Novartis ($NVS) has admitted that sales of the vitreomacular adhesion (VMA) drug it licensed from ThromboGenics (EBR:THR) have failed to live up to expectations. And while various theories have been put forward to explain the drug's relative lack of commercial success, Novartis thinks part of the issue dates back to clinical trials.

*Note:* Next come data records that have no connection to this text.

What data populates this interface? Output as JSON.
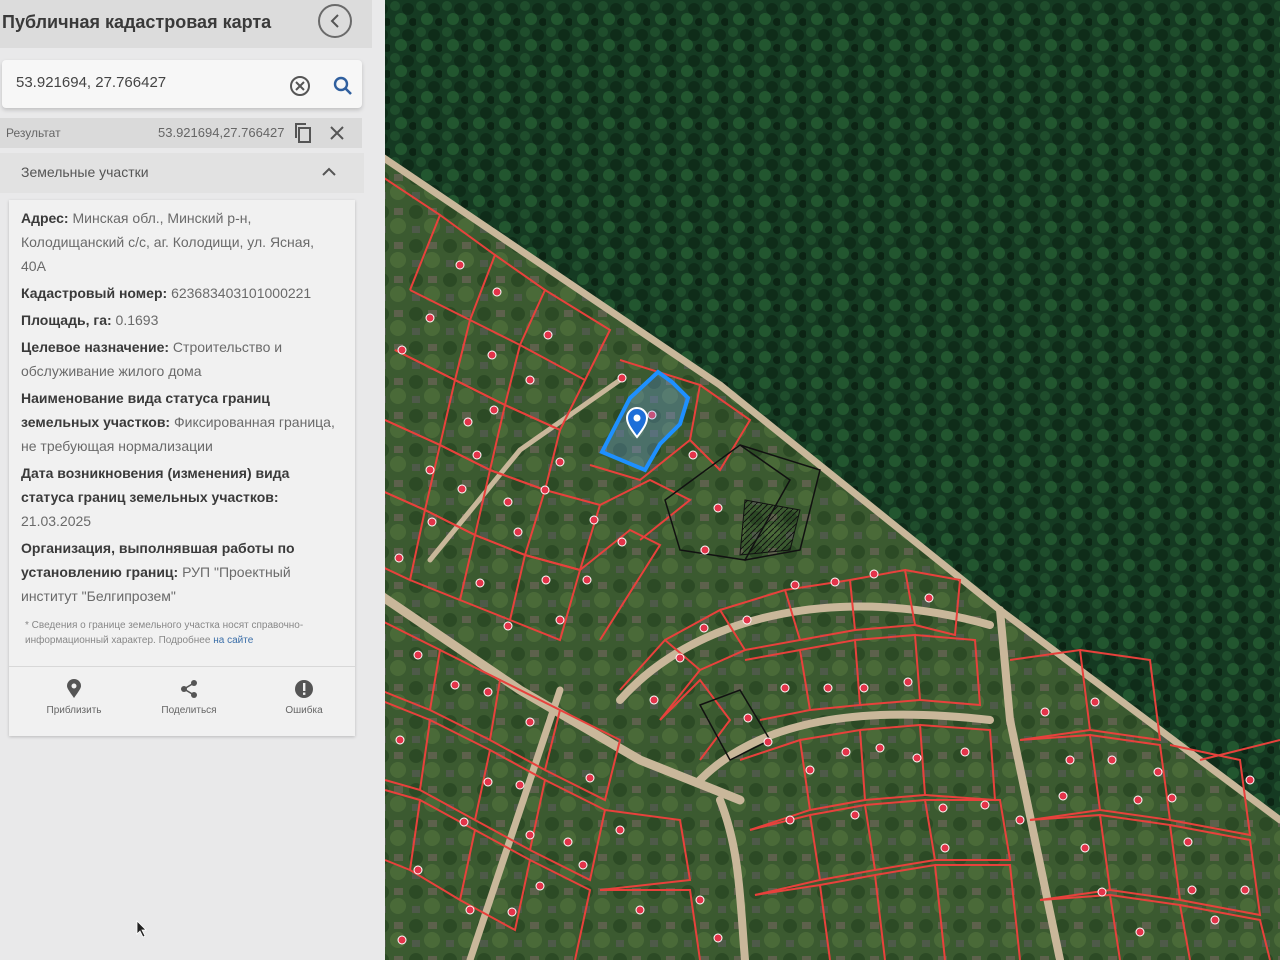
{
  "header": {
    "title": "Публичная кадастровая карта"
  },
  "search": {
    "value": "53.921694, 27.766427"
  },
  "result": {
    "label": "Результат",
    "value": "53.921694,27.766427"
  },
  "section": {
    "title": "Земельные участки"
  },
  "parcel": {
    "address_label": "Адрес:",
    "address_value": "Минская обл., Минский р-н, Колодищанский с/с, аг. Колодищи, ул. Ясная, 40А",
    "cadastral_label": "Кадастровый номер:",
    "cadastral_value": "623683403101000221",
    "area_label": "Площадь, га:",
    "area_value": "0.1693",
    "purpose_label": "Целевое назначение:",
    "purpose_value": "Строительство и обслуживание жилого дома",
    "boundary_status_label": "Наименование вида статуса границ земельных участков:",
    "boundary_status_value": "Фиксированная граница, не требующая нормализации",
    "status_date_label": "Дата возникновения (изменения) вида статуса границ земельных участков:",
    "status_date_value": "21.03.2025",
    "organization_label": "Организация, выполнявшая работы по установлению границ:",
    "organization_value": "РУП \"Проектный институт \"Белгипрозем\""
  },
  "note": {
    "text": "* Сведения о границе земельного участка носят справочно-информационный характер. Подробнее",
    "link": "на сайте"
  },
  "actions": [
    {
      "label": "Приблизить",
      "icon": "location-pin-icon"
    },
    {
      "label": "Поделиться",
      "icon": "share-icon"
    },
    {
      "label": "Ошибка",
      "icon": "error-icon"
    }
  ],
  "colors": {
    "parcel_boundary": "#e8413c",
    "selected_parcel": "#1e90ff",
    "forest": "#143620",
    "road": "#c9b79a"
  }
}
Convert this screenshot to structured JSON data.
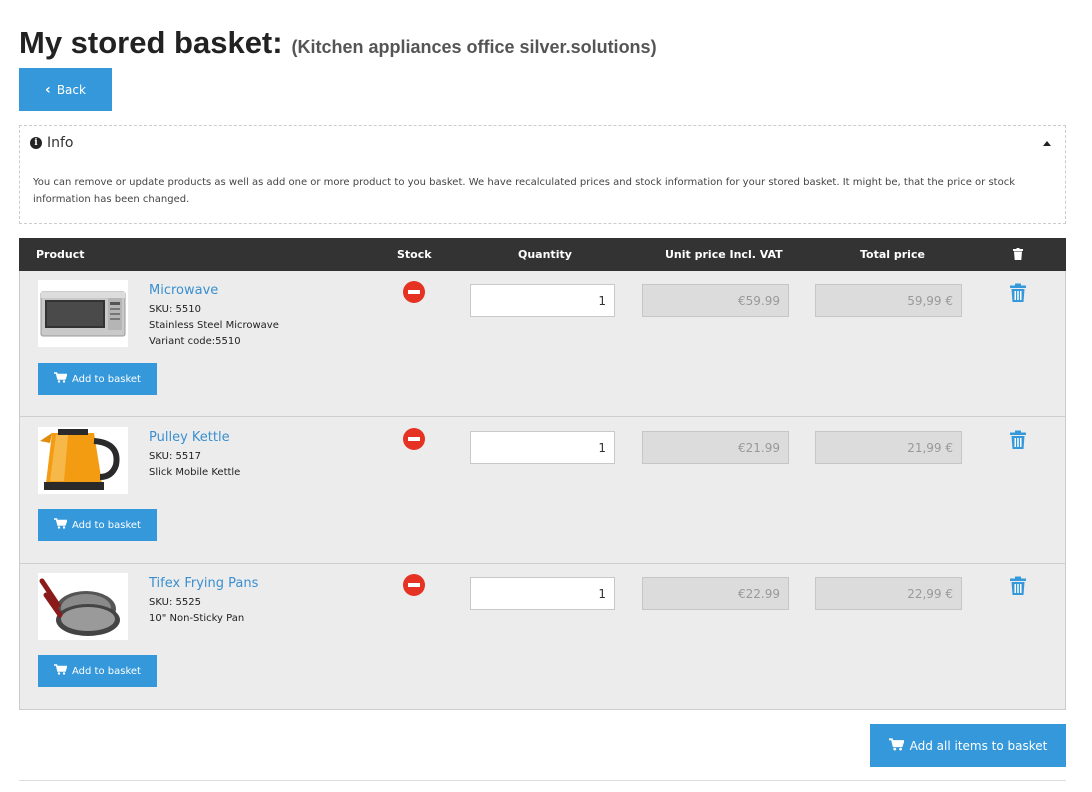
{
  "page": {
    "title": "My stored basket:",
    "subtitle": "(Kitchen appliances office silver.solutions)"
  },
  "back_button": {
    "label": "Back"
  },
  "info": {
    "heading": "Info",
    "text": "You can remove or update products as well as add one or more product to you basket. We have recalculated prices and stock information for your stored basket. It might be, that the price or stock information has been changed."
  },
  "table": {
    "headers": {
      "product": "Product",
      "stock": "Stock",
      "quantity": "Quantity",
      "unit_price": "Unit price Incl. VAT",
      "total_price": "Total price"
    },
    "rows": [
      {
        "name": "Microwave",
        "sku": "SKU: 5510",
        "desc": "Stainless Steel Microwave",
        "variant": "Variant code:5510",
        "quantity": "1",
        "unit_price": "€59.99",
        "total_price": "59,99 €",
        "add_label": "Add to basket",
        "stock_icon": "out-of-stock-icon",
        "image_icon": "microwave-image"
      },
      {
        "name": "Pulley Kettle",
        "sku": "SKU: 5517",
        "desc": "Slick Mobile Kettle",
        "variant": "",
        "quantity": "1",
        "unit_price": "€21.99",
        "total_price": "21,99 €",
        "add_label": "Add to basket",
        "stock_icon": "out-of-stock-icon",
        "image_icon": "kettle-image"
      },
      {
        "name": "Tifex Frying Pans",
        "sku": "SKU: 5525",
        "desc": "10\" Non-Sticky Pan",
        "variant": "",
        "quantity": "1",
        "unit_price": "€22.99",
        "total_price": "22,99 €",
        "add_label": "Add to basket",
        "stock_icon": "out-of-stock-icon",
        "image_icon": "frying-pans-image"
      }
    ]
  },
  "add_all_button": {
    "label": "Add all items to basket"
  },
  "colors": {
    "accent": "#3498db",
    "header_bg": "#333333",
    "stock_red": "#e53222",
    "link": "#3a8fd0",
    "row_bg": "#ececec"
  }
}
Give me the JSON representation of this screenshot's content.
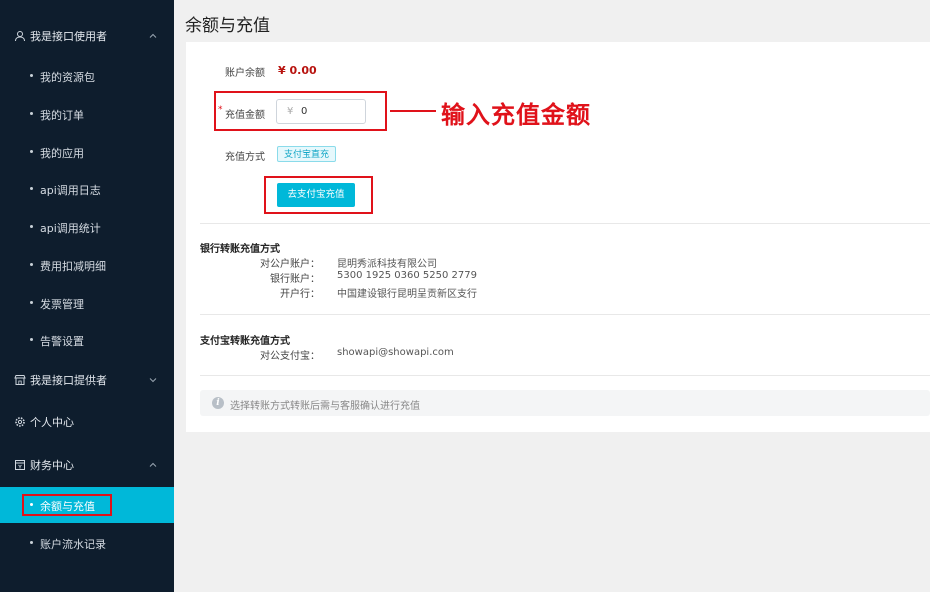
{
  "sidebar": {
    "groups": [
      {
        "label": "我是接口使用者",
        "icon": "user-icon",
        "expanded": true
      },
      {
        "label": "我是接口提供者",
        "icon": "store-icon",
        "expanded": false
      },
      {
        "label": "个人中心",
        "icon": "gear-icon"
      },
      {
        "label": "财务中心",
        "icon": "wallet-icon",
        "expanded": true
      }
    ],
    "user_items": [
      "我的资源包",
      "我的订单",
      "我的应用",
      "api调用日志",
      "api调用统计",
      "费用扣减明细",
      "发票管理",
      "告警设置"
    ],
    "finance_items": [
      "余额与充值",
      "账户流水记录"
    ],
    "active_item": "余额与充值"
  },
  "page": {
    "title": "余额与充值"
  },
  "form": {
    "balance_label": "账户余额",
    "balance_value": "¥ 0.00",
    "required_mark": "*",
    "amount_label": "充值金额",
    "currency_symbol": "¥",
    "amount_value": "0",
    "method_label": "充值方式",
    "method_tag": "支付宝直充",
    "pay_button": "去支付宝充值"
  },
  "annotation": {
    "text": "输入充值金额"
  },
  "bank": {
    "title": "银行转账充值方式",
    "rows": [
      {
        "k": "对公户账户：",
        "v": "昆明秀派科技有限公司"
      },
      {
        "k": "银行账户：",
        "v": "5300 1925 0360 5250 2779"
      },
      {
        "k": "开户行：",
        "v": "中国建设银行昆明呈贡新区支行"
      }
    ]
  },
  "alipay": {
    "title": "支付宝转账充值方式",
    "rows": [
      {
        "k": "对公支付宝：",
        "v": "showapi@showapi.com"
      }
    ]
  },
  "notice": {
    "text": "选择转账方式转账后需与客服确认进行充值"
  },
  "colors": {
    "sidebar_bg": "#0e1d2d",
    "accent": "#00b8d9",
    "annotation_red": "#e0121a",
    "balance_red": "#b8130f"
  }
}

|ThromboGenics CEO Dr. Patrik De Haes|
ThromboGenics and Novartis have both previously posited that below-par sales of Jetrea were linked to the fact that it takes time to change surgeons' habits. Leuven, Belgium-based ThromboGenics has also admitted it may have underestimated what it would take to market the drug to U.S. surgeons. Both these arguments are still valid, but Novartis has now tied the difficulty the partners have faced with the product to a more fundamental problem: The Phase III data weren't great.
"I think it's just fair to say [Jetrea has] been below expectations. I think part of that's driven by the Phase III clinicals--the patient selection didn't screen out--so the efficacy was on the order of 25% to 30%," Jeff George, global head of Novartis' Alcon unit, told investors on the company's fourth quarter results call. In two Phase III trials, Jetrea resolved 27% of VMAs within 28 days, compared to 10% for the placebo. George said real-world efficacy ranges from 50% to 90%, depending on the surgeon.
Novartis now doubts Jetrea will ever hit the commercial highs that were forecast a few years ago, an admission that caused ThromboGenics' stock to drop by 6.5%. The Belgian biotech is looking to a real-world study that is due to report top-line results this quarter to bolster its case for Jetrea.